When comparing the ground-truth (GT) masks to the CAMs generated by each approach, we expect the positive CAMs to highlight areas near the fracture and the negative CAMs to focus on unrelated regions. [Fig. 10] illustrates the results for AM4 compared with the GT masks for an example image, and [Fig. 11] provides a similar comparison for AM3 in a different case. The overlap between positive CAMs and GT masks is quantified in [Table 6], and the overlap for the negative CAMs is shown in [Table 7]. The generative approach produces positive CAMs with the highest overlap to the GT masks, both for AM4 and, more evidently, for AM3. For negative CAMs, the generative approach performs slightly worse than the other approaches, but the results are still acceptable. Therefore, the generative approach proves to be the most reliable in terms of similarity between the maps and the clinicians' opinions.

Table 6
Quantification of the overlapping between positive CAMs and GT masks
Approach	IoU on AM4	IoGT on AM4	IoU on AM3	IoGT on AM3
Single-model approach	7.30%	26.84%	3.79%	4.66%
Dual-model approach	6.33%	25.11%	1.58%	1.85%
Generative approach	8.34%	31.48%	7.53%	11.62%

Abbreviations: CAM, class activation map; GT, ground-truth; IoGT, Intersection over Ground Truth; IoU, Intersection over Union.

Note: The best results for each column are shown in bold and are underlined.

Table 7
Quantification of overlapping between negative CAMs and GT masks
Approach	IoU on AM4	IoGT on AM4	IoU on AM3	IoGT on AM3
Single-model approach	2.11%	13.18%	1.95%	2.46%
Dual-model approach	2.31%	10.72%	0.69%	0.94%
Generative approach	2.37%	7.31%	2.47%	4.60%

Abbreviations: CAM, class activation map; GT, ground-truth; IoGT, Intersection over Ground Truth; IoU, Intersection over Union.

Note: The best results for each column are shown in bold and are underlined.

Fig. 10 Comparison between the results of the approaches (AM4) and the ground-truth mask for an image in the test set. We display the result of the single-model approach (A), the dual-model approach (B), and the generative approach (C).

Fig. 11 Comparison between the results of the approaches (AM3) and the ground-truth mask for an image in the test set. We display the result of the single-model approach (A), the dual-model approach (B), and the generative approach (C).

#
#

Discussion

Discussion of the Results

To pursue OBJ1, in this study we evaluated different algorithms for generating CAMs from both qualitative and quantitative perspectives.

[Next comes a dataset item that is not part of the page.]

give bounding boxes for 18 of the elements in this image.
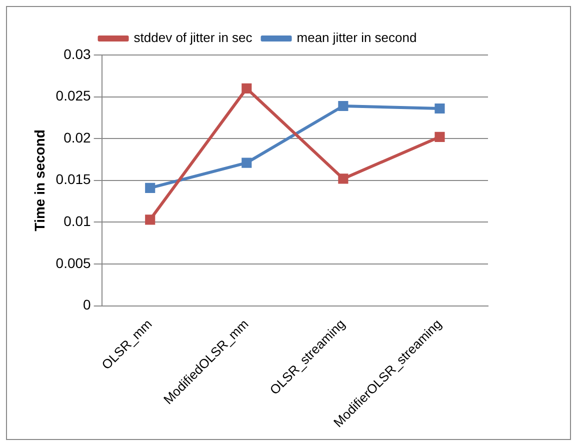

We observed that certain algorithms either failed to produce sufficiently contrasting maps for positive and negative cases or were too time-consuming despite not providing an advantage in terms of performance, leading us to discard them. The remaining algorithms were compared with one another and against a reference (RandomCAM) as part of a sanity check.[20] HiResCAM[16] was selected as the most robust algorithm based on the metrics and literature support.[17]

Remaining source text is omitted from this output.